'If you can't be honest, nothing will change'
Aaron Monaghan has established himself as one our busiest actors, and with good reason - so why does he think Irish theatre is in crisis?
Aaron Monaghan seems determined to get himself into trouble. He has a genial and calm disposition, but he also has some controversial opinions about contemporary Irish theatre and he isn’t afraid to share them.
Monaghan is currently touring the country in Ride On! with Livin’ Dred, the Cavan-based touring company, after almost six months on the road with the DruidMurphy project, and his current role will run concurrently with rehearsals for his own adaptation of A Christmas Carol, which opens at the Ark on Saturday.
So it is with the caveat of someone who “has been very lucky to have consistent work” that Monaghan vents his anger about the working conditions of actors, the trends dominating new work in Ireland, and the “snobbishness” that attends “commercial theatre, amateur theatre, popular theatre, which is thriving . . . it’s the professional theatre that seems to be having a crisis”.

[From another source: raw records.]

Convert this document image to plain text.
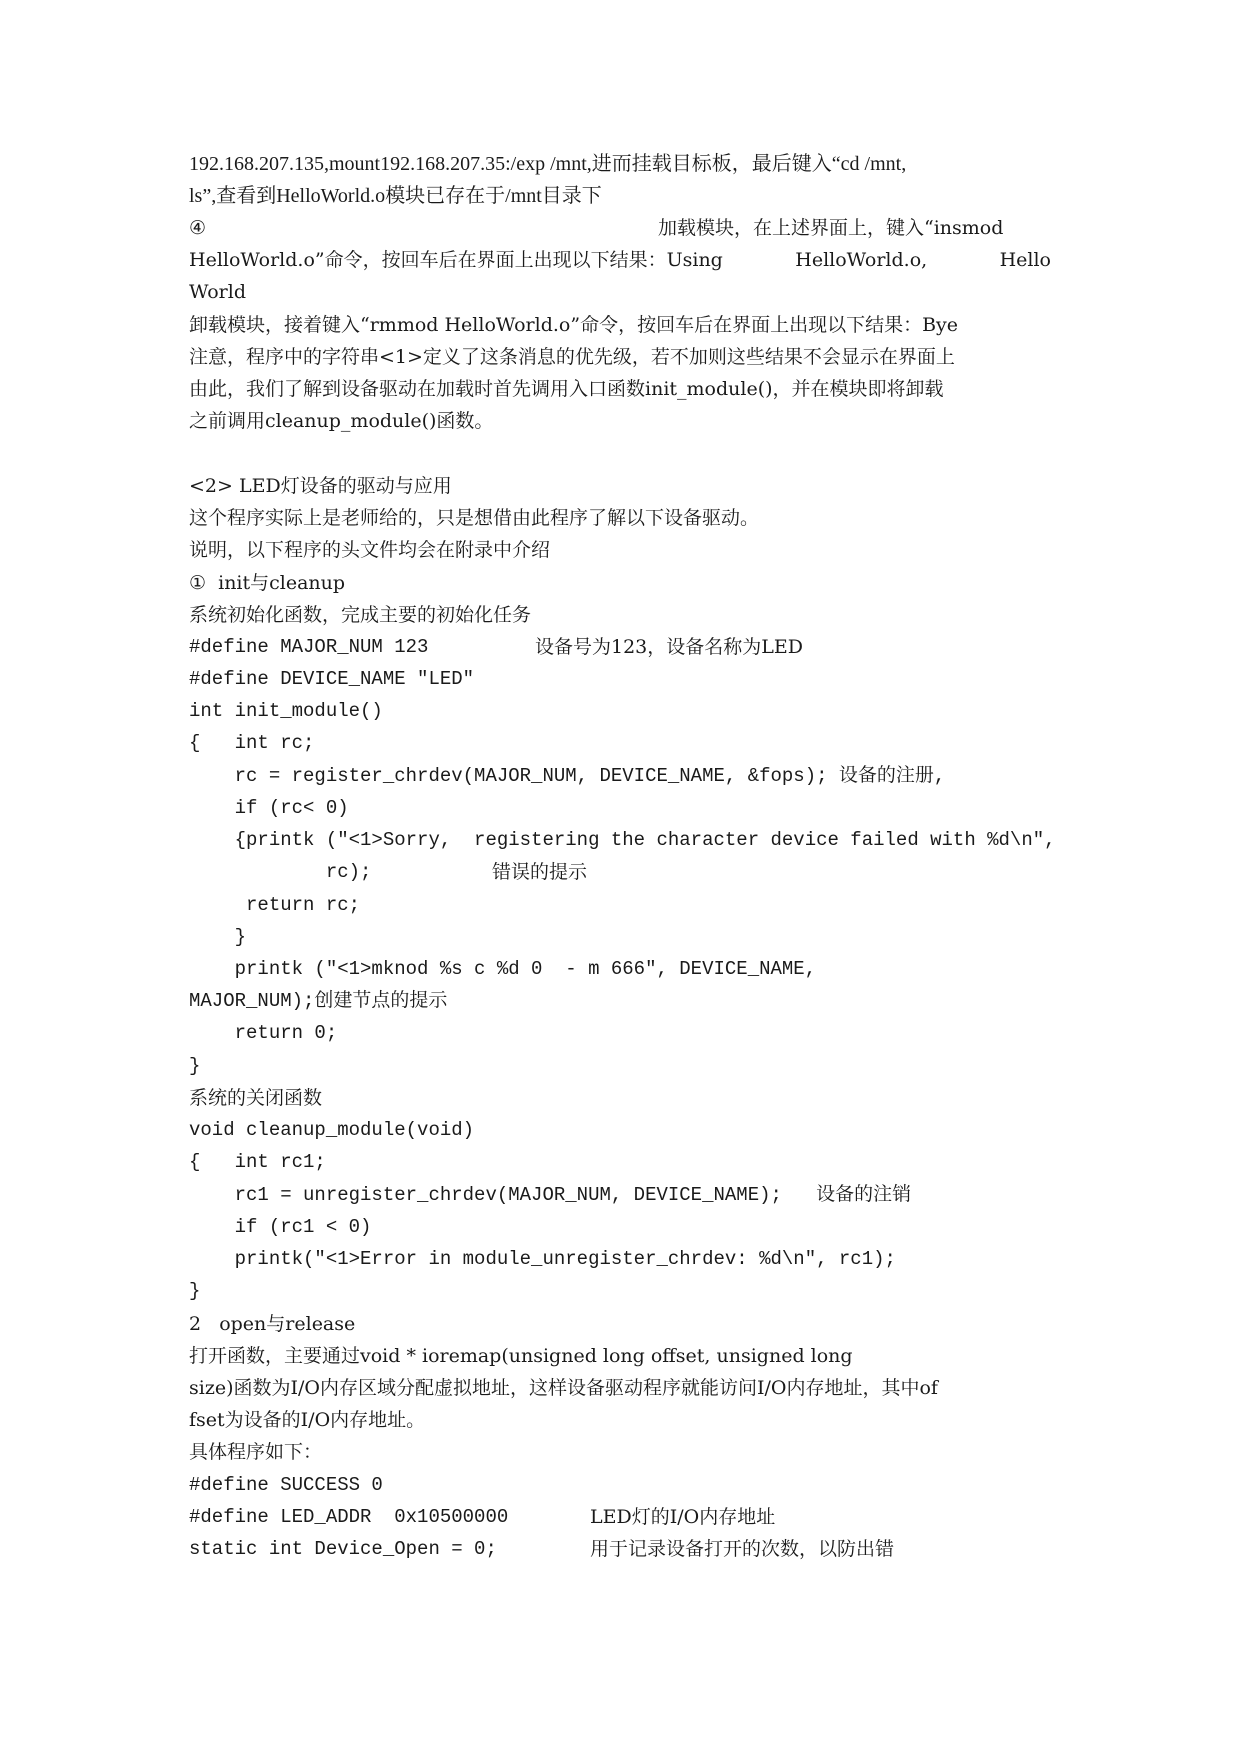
192.168.207.135,mount192.168.207.35:/exp /mnt,进而挂载目标板，最后键入“cd /mnt,
ls”,查看到HelloWorld.o模块已存在于/mnt目录下
④	加载模块，在上述界面上，键入“insmod
HelloWorld.o”命令，按回车后在界面上出现以下结果：Using	HelloWorld.o,	Hello
World
卸载模块，接着键入“rmmod HelloWorld.o”命令，按回车后在界面上出现以下结果：Bye
注意，程序中的字符串<1>定义了这条消息的优先级，若不加则这些结果不会显示在界面上
由此，我们了解到设备驱动在加载时首先调用入口函数init_module()，并在模块即将卸载
之前调用cleanup_module()函数。
<2> LED灯设备的驱动与应用
这个程序实际上是老师给的，只是想借由此程序了解以下设备驱动。
说明，以下程序的头文件均会在附录中介绍
①  init与cleanup
系统初始化函数，完成主要的初始化任务
#define MAJOR_NUM 123	设备号为123，设备名称为LED
#define DEVICE_NAME "LED"
int init_module()
{   int rc;
rc = register_chrdev(MAJOR_NUM, DEVICE_NAME, &fops); 设备的注册,
if (rc< 0)
{printk ("<1>Sorry,  registering the character device failed with %d\n",
rc);	错误的提示
return rc;
}
printk ("<1>mknod %s c %d 0  - m 666", DEVICE_NAME,
MAJOR_NUM);创建节点的提示
return 0;
}
系统的关闭函数
void cleanup_module(void)
{   int rc1;
rc1 = unregister_chrdev(MAJOR_NUM, DEVICE_NAME);   设备的注销
if (rc1 < 0)
printk("<1>Error in module_unregister_chrdev: %d\n", rc1);
}
2   open与release
打开函数，主要通过void * ioremap(unsigned long offset, unsigned long
size)函数为I/O内存区域分配虚拟地址，这样设备驱动程序就能访问I/O内存地址，其中of
fset为设备的I/O内存地址。
具体程序如下：
#define SUCCESS 0
#define LED_ADDR  0x10500000	LED灯的I/O内存地址
static int Device_Open = 0;	用于记录设备打开的次数，以防出错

When Monaghan moved from Cavan to Dublin to train at the Samuel Beckett Centre at Trinity College, he “hadn’t had much exposure to theatre at all”. The key moment of meaning during his studies came not in the classroom, but when he went to see Tom Murphy’s play A Whistle in the Dark at the Abbey Theatre in 2001.
“We had this theatre history class and we were learning about things like pathos and catharsis, but it wasn’t really until I felt it in the theatre that I understood those words,” he recalls. “I remember thinking when I walked out of Whistle that I was a completely different person than I was when I walked in. Coming from a working-class background, I had thought that theatre was for educated people or middle-class people, and in some ways that was what the play was about.
“I remember thinking, this play is about me and my family. Even though my family wasn’t the Carney family at all, the characters were saying things in a way people in my family would express themselves.”
Performing the play with Druid earlier this year, then, was hugely significant for the actor, who has worked consistently since graduating in 2002. Much of his best work has been with Druid, under the direction of Garry Hynes (Christy Mahon in Playboy of the Western World, Billy in The Cripple of Inishmaan, Harry Heegan in The Silver Tassie, and three key roles in the recent Murphy cycle) and Monaghan clearly enjoys the experience of working with the informal ensemble that Hynes has gathered together over the years.